Mandell Crawley Inspires Young Professionals
Featured Events | Mar 05, 2021 | Gabelli School of Business
By Andrew Clark
In celebration of Black History Month, the Gabelli School invited alumnus Mandell Crawley MBA ’09 to share his personal leadership journey and speak about his role as chief human resources officer at financial giant Morgan Stanley. In an inspiring discussion, Crawley shared his perspective on everything from the importance of self-confidence, the role of capital markets for driving societal change, and his efforts toward fostering diversity and inclusion.
Leaning into Opportunities
Prior to becoming an executive at Morgan Stanley, Crawley had no interest in finance. In fact, before joining the firm as an intern in the 1990s, he intended to become a teacher.
“I wanted to be an educator,” he said, “when I got this internship at Morgan Stanley it was very transactional.” The Chicago-native was one of five students at his high school invited to interview for the position, which quickly changed the course of his career. Eventually, he moved to New York City, where he acquired hard skills and took advantage of various leadership opportunities at the firm.
Speaking of the culture at Morgan Stanley, Crawley described an environment in which even the most high-ranking leaders took the time to encourage junior colleagues. The diversity of opportunities at the firm is something Crawley clearly values. “The place is absolutely collegial,” he said, “from the top down.”
When asked to share advice about how best to lean into new and exciting opportunities, Crawley prescribed a dedication to unwavering self-confidence and long-term strategy.
“Have a healthy degree of self-confidence,” he advised. “Your self-talk has to be the loudest voice in your head, and it’s got to be good.” Additionally, he touted the value of managing personal insecurities and exercising impulse control whenever possible – a skill, he noted, has been, “28 years in the making,” he said. “It takes time.”
Capital Markets and Societal Change
During the webinar, Crawley advocated for responsible capitalism, craftily describing the role of capital markets in innovation.
“For those who understand how our social eco-systems work, they understand how critically important capital is to fueling innovation,” he said.
According to Crawley, the intersection of capital and ideas is where positive change happens. He cited the rapid development of COVID-19 vaccines as an example and said that even the devices we collectively enjoy and utilize for collaboration, as well as applications and services like Netflix or Amazon, would never have been realized without capital or the interest of investors, Crawley said.
“You can’t enable or unleash innovative ideas or change across our ecosystem without capital. To have innovation you of course need ideas, but without capital, they’re just good ideas.”
Inclusion, Belonging, and Optimism
Regarding his recent designation as chief human resources officer at Morgan Stanley, Crawley admitted that it may appear to be a “counterintuitive move” for an executive formerly focused on revenue generation, but that it was not a hard decision.
“We have this inherent responsibility to make the world a better place,” he said.

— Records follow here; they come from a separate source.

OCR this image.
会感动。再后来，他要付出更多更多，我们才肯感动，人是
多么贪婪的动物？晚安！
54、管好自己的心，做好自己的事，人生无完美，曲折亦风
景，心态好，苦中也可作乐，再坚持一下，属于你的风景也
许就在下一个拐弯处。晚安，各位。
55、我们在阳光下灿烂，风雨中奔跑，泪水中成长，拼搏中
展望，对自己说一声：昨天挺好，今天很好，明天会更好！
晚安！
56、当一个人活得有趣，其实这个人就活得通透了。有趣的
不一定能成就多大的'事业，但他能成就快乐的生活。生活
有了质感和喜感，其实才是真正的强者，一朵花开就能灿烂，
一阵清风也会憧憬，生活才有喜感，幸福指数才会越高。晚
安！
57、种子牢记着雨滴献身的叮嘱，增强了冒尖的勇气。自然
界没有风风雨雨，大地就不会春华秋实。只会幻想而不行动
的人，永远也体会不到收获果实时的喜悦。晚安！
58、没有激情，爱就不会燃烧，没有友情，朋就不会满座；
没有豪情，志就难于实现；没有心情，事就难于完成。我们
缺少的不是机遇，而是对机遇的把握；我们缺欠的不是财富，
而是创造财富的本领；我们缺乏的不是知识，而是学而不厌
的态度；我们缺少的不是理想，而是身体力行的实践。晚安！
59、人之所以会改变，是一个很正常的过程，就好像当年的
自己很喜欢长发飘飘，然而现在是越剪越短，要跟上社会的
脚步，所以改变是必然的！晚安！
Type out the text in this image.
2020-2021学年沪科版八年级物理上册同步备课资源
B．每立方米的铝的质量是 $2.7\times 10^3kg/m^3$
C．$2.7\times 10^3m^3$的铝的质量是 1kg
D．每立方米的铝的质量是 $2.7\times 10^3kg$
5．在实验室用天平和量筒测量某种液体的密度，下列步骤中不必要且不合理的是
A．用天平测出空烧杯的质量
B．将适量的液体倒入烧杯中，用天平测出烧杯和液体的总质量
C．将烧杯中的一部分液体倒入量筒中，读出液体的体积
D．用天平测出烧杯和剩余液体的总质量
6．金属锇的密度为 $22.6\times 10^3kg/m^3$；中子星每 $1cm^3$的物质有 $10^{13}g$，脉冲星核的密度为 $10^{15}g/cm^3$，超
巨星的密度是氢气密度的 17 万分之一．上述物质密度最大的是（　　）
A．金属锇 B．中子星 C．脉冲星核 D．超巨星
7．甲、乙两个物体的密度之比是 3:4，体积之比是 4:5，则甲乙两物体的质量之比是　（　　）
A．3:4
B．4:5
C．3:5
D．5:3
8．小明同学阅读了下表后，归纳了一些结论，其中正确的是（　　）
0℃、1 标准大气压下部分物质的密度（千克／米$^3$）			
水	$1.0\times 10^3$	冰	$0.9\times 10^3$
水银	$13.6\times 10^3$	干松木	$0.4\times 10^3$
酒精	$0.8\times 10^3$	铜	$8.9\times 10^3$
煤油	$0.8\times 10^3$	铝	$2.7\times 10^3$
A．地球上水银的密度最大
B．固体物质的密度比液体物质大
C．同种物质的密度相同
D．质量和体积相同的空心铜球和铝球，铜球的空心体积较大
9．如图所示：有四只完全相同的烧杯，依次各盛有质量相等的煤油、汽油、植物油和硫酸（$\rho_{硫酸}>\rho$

The Institute for Inclusion is an initiative Crawley is particularly excited about within Morgan Stanley. The Institute comprises a board whose sole function is to partner with the firm to create lasting diversity, inclusion, and belonging, both in the workplace and in underserved communities. Crawley said he also hopes it, too, will contribute to the goal of making the world a better place.
Ultimately, Crawley is an unflinching optimist, whose heroes include Martin Luther King Jr., Malcom X, and most notably his own grandmother, who endured unthinkable hardship and fought to raise Crawley and his siblings when their mother passed in her early twenties.
“You’ve got to be an optimist,” he said. “We are our ancestors’ wildest dreams. Think about that.”